Our application has approx 30 vendors we communicate with using SOAP.

Approx 25 of them are implemented by simply creating strings and firing them off, then parsing out the reply.

Primitive but fairly easy to do.

 

The other 5 used axis. At the moment we’re using the ColdFusion server. When we upgraded to java 5 and coldfusion mx7 our axis based connectors broke.

It took approximately 2 weeks to diagnose and ‘solve’ the problem. Axis used commons-logging, and commons-logging broke. That required fairly

major surgery to the coldfusion classpath. Pieces of commons-logging we’re coming in off of different classloaders.

 

So technically speaking, commons-logging broke -  not axis but…..since axis brought the flaw to life, and has given us grief (probably the CF integration)  in the past, it is axis that got the bad reputation due to the fact that it was at the top of the food chain. The two weeks solving this problem wasn’t totally wasted because it exposed a fairly large flaw in the overall architecture.

 

After getting the existing connectors to work again, I had to turn my attention to the next connector in the pipeline – eBay via Soap….

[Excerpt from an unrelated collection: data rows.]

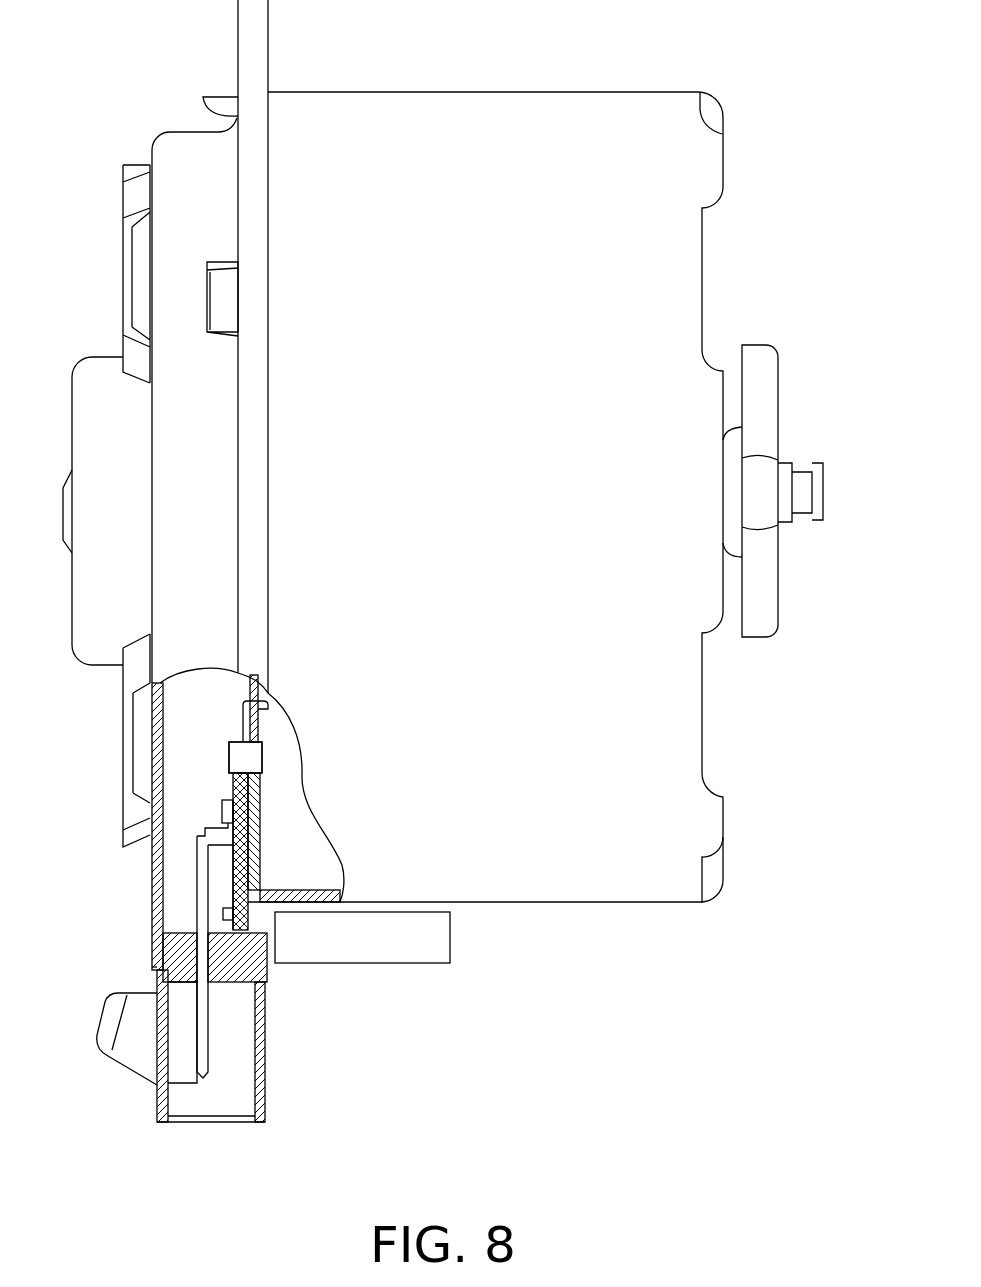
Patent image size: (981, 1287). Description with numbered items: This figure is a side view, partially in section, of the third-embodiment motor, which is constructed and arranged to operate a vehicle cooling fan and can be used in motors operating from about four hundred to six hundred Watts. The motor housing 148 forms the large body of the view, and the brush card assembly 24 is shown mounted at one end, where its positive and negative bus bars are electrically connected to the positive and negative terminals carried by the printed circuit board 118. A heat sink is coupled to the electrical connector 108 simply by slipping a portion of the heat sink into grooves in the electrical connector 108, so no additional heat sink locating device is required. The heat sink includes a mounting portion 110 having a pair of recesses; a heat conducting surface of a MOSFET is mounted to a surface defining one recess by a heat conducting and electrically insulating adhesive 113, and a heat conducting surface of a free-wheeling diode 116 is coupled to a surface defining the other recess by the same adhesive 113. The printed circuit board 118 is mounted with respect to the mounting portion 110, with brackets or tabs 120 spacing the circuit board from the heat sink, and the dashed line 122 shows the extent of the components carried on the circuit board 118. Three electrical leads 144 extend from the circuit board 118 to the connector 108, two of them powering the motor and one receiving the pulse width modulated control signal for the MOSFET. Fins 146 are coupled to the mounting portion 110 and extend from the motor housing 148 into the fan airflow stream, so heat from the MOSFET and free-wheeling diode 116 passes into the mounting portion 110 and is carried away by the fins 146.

The brush card assembly 24 is at (262, 795).
The electrical connector 108 is at (265, 1100).
The mounting portion 110 is at (247, 884).
The heat conducting and electrically insulating adhesive 113 is at (232, 896).
The free-wheeling diode 116 is at (217, 863).
The printed circuit board 118 is at (228, 775).
The brackets or tabs 120 is at (221, 813).
The dashed line 122 is at (202, 832).
The electrical leads 144 is at (209, 1048).
The fins 146 is at (428, 952).
The motor housing 148 is at (556, 893).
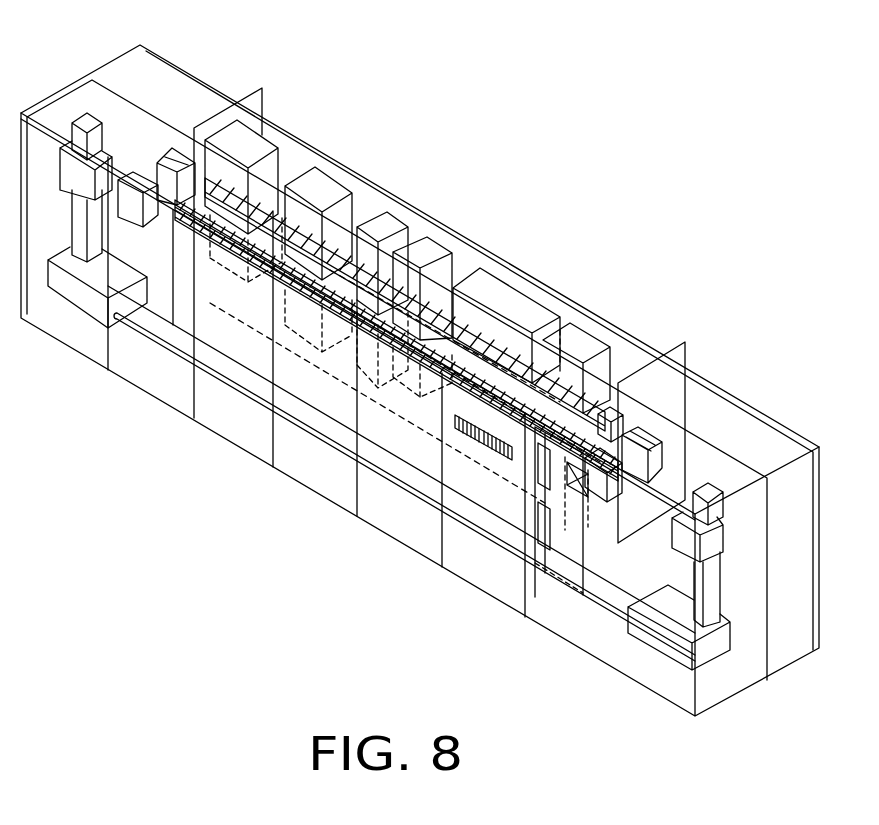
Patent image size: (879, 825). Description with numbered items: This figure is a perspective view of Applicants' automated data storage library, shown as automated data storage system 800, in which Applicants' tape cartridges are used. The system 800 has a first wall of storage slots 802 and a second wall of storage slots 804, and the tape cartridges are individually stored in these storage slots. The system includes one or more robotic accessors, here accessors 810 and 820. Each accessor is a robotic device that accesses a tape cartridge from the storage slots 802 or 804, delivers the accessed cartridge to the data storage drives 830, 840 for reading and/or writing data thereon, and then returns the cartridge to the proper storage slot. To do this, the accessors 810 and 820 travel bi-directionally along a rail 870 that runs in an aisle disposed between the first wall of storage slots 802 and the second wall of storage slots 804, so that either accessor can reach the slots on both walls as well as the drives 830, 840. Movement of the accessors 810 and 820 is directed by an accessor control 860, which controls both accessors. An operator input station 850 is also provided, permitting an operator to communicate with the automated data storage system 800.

The automated data storage system 800 is at (468, 600).
The first wall of storage slots 802 is at (280, 238).
The second wall of storage slots 804 is at (257, 358).
The accessor 810 is at (70, 177).
The accessor 820 is at (720, 542).
The data storage drive 830 is at (392, 223).
The data storage drive 840 is at (430, 250).
The operator input station 850 is at (325, 187).
The accessor control 860 is at (263, 147).
The rail 870 is at (330, 440).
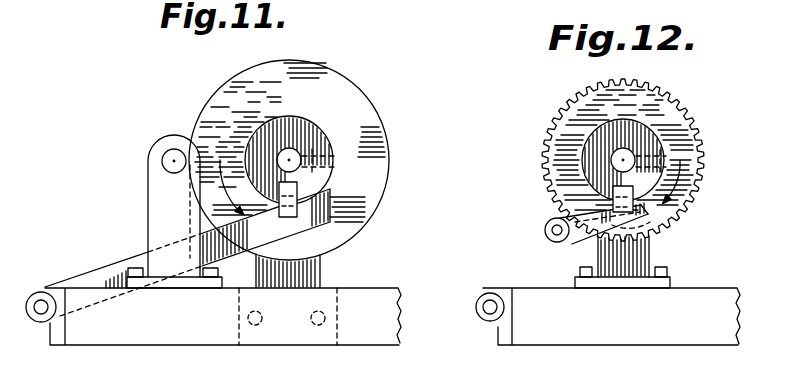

Only one problem – eBay’s sdk is written against java 1.4 and axis 1.1 – while we upgraded to java 5 and axis 1.2

After another week of trying various ‘workarounds’ etc I was forced to give up and will have to communicate with eBay using the “create strings” technique.

 

Bottom line is that the overall cost of the ‘SOAP’ system and it’s co-horts in crime is un-managable given our quarterly release cycle.

I’m disappointed that after all that effor to modernize – the goal really wasn’t accomplished.

 

I fully understand the various issues involved, most of which aren’t really axis’s fault but – any way I slice it this entire exercise felt exactly like trying to use the J2EE 1.3/1.4 ejb specifications. Big, confusing, hard to use etc…..And I predict will eventually be abandoned (or at least buried beneath a convienence API).

 

This is just one co’s experience of course but I submit to you that as you continue your development you might want to consider the overall ‘cost’ that SOAP and it’s tools are exacting on the community. This simply has to get easier because as it stands both the other developers (who watched over my shoulder so to speak) and myself have simply given up on an ‘easy’ tool fix. Our experience is that SOAP is a diaster and costing virtually everyone in corporate programming a lot of money and lost sleep….

 

Thanks for listening, and please remember that I’m taking the time to write this not to complain (well, maybe a little) but to provide feedback from the field.